Auch wenn diese Symptome harmlos klingen, sollte man bei dem Verdacht auf einen allergischen Schnupfen einen Arzt konsultieren. Wird der Heuschnupfen nicht behandelt, kann sich daraus allergisches Asthma entwickeln (sog. Etagenwechsel). (ah)

Auch eine sog. Kreuzallergie kann entstehen, bei der die Betroffenen zusätzlich eine Allergie gegen bestimmte Nahrungsmittel entwickeln.

Heuschnupfen entsteht meist bereits in der Kindheit und sollte dann auch möglichst früh behandelt werden. Neben verschiedenen Medikamenten zur Linderung der Symptome, bietet die Sensibilisierung eine Möglichkeit zur langfristigen Besserung des Heuschnupfens.

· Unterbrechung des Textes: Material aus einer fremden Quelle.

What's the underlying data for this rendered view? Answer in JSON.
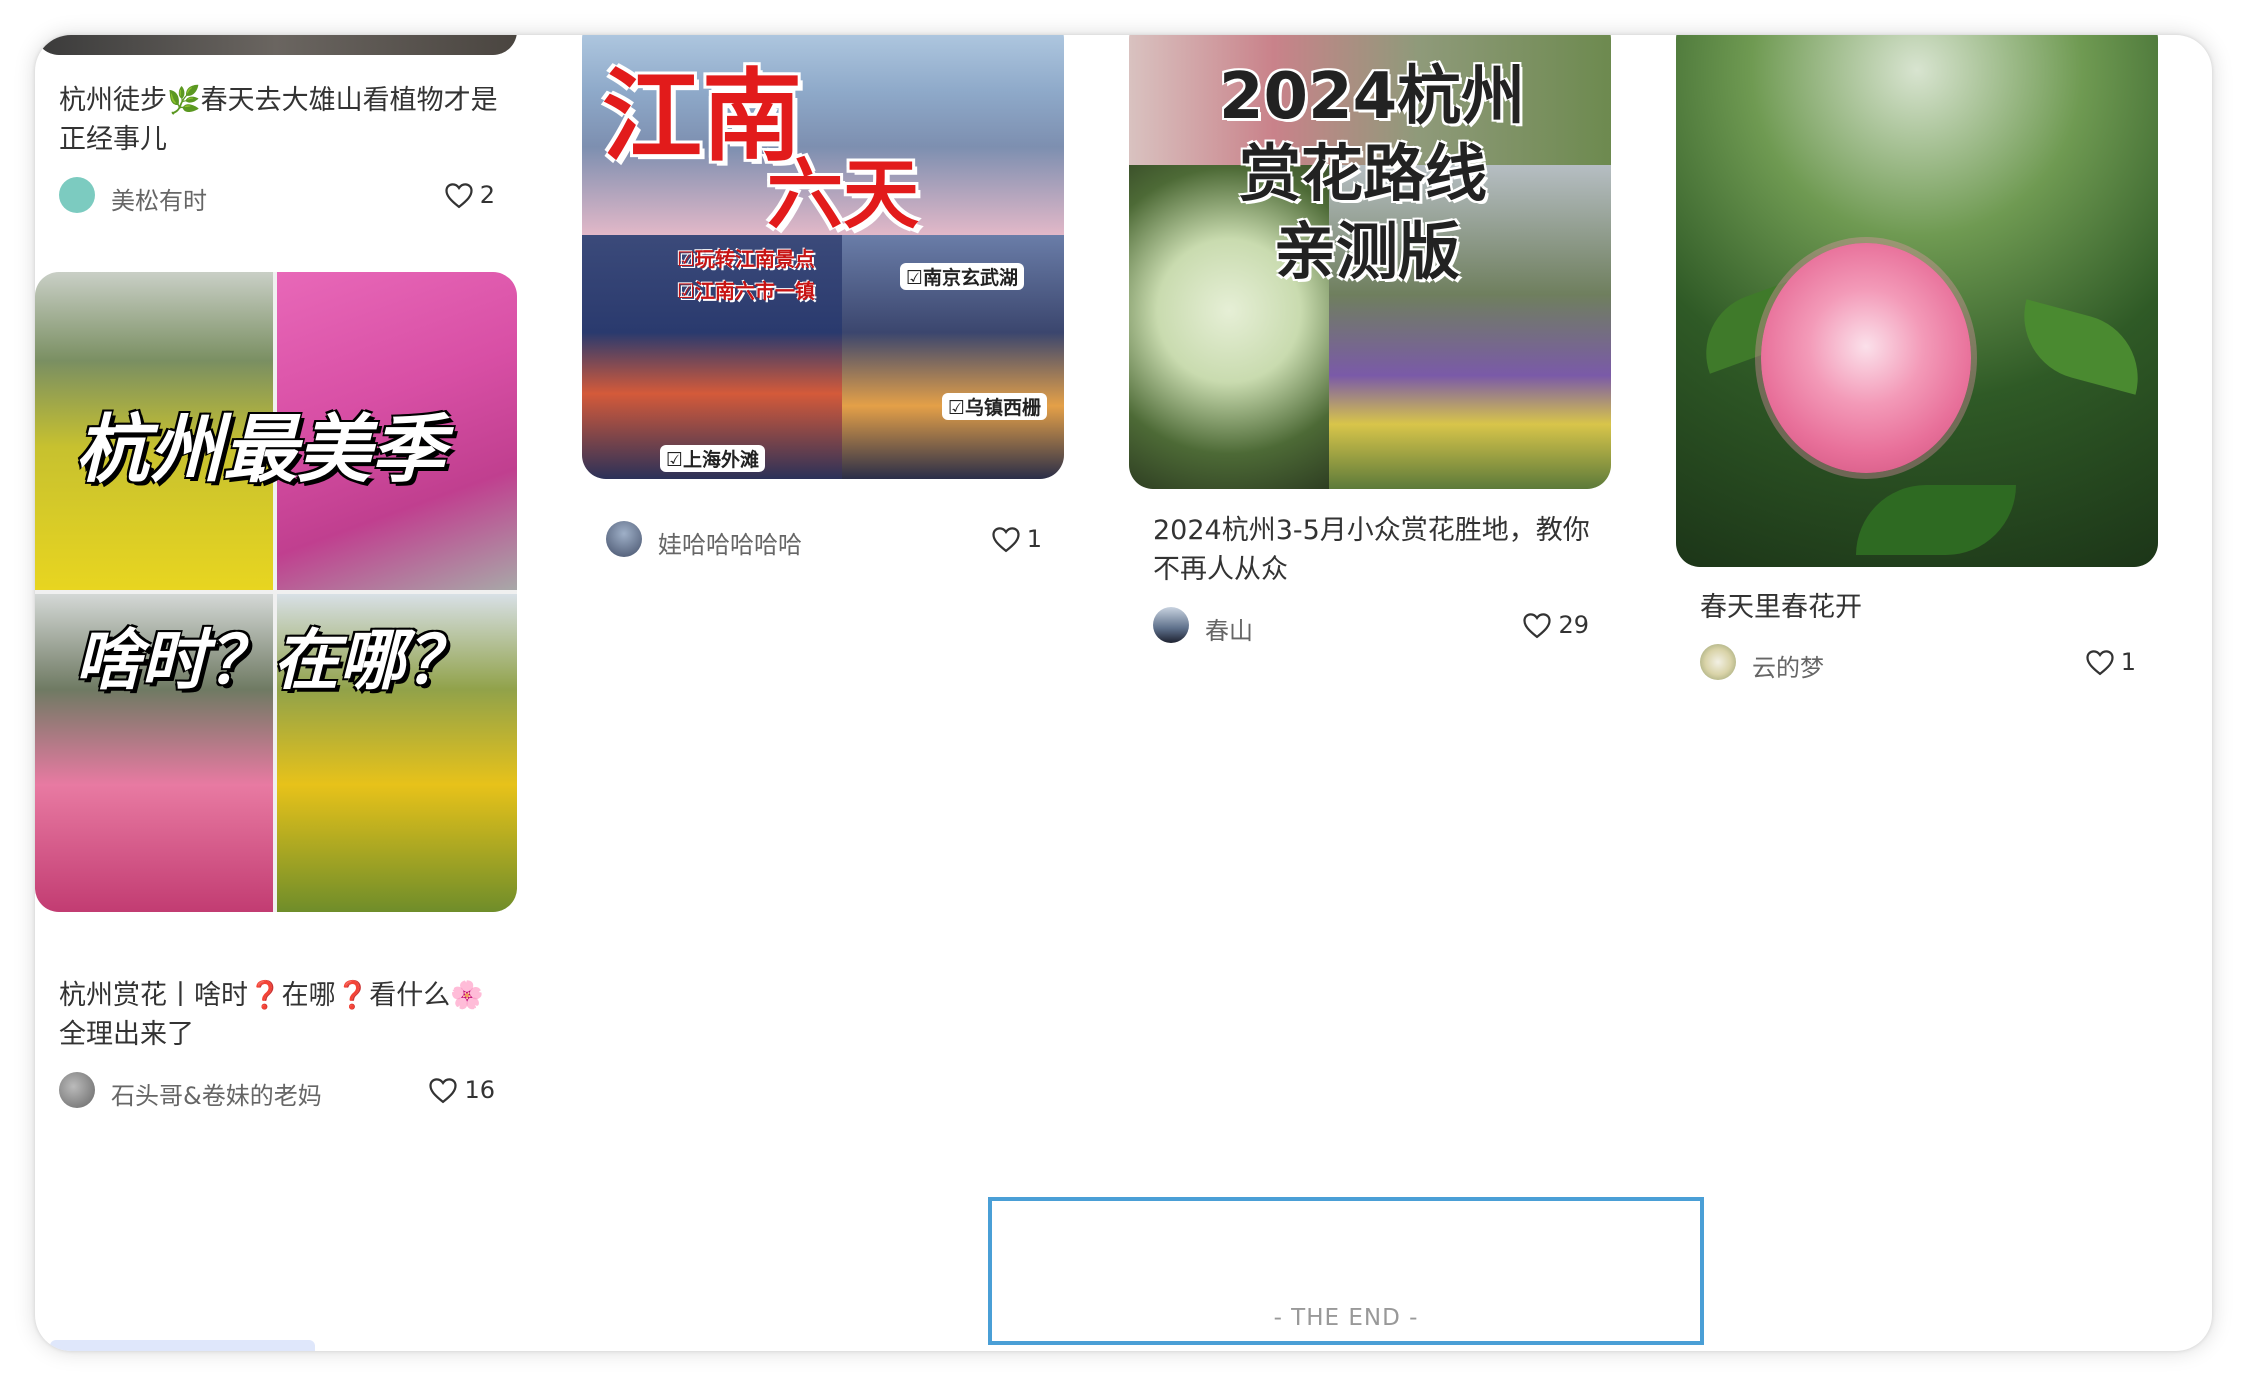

Abhängig von der Art der Pollenallergie kann der Heuschnupfen zu sehr unterschiedlichen Zeiten im Jahr auftreten. Menschen, die von Heuschnupfen betroffen sind, sollten sich mithilfe eines Pollenflugkalenders darüber informieren, wann sie mit starkem Pollenflug rechnen müssen, um Vorsorgemaßnahmen rechtzeitig ergreifen zu können. In manchen Fällen ist es kaum möglich, die Allergie verursachenden Stoffe vollständig zu meiden, vor allem bei Pollen, die eine große Entfernung zurücklegen können. Kleine Tricks können helfen, die Symptome des Heuschnupfens zu vermindern. Dazu gehören z. B. das tägliche Waschen der Haare, das Schließen der Fenster in der Nacht, das regelmäßige Wechseln der Bettwäsche oder das Fernhalten von im freien getragenen Kleidungsstücken aus dem Schlafzimmer.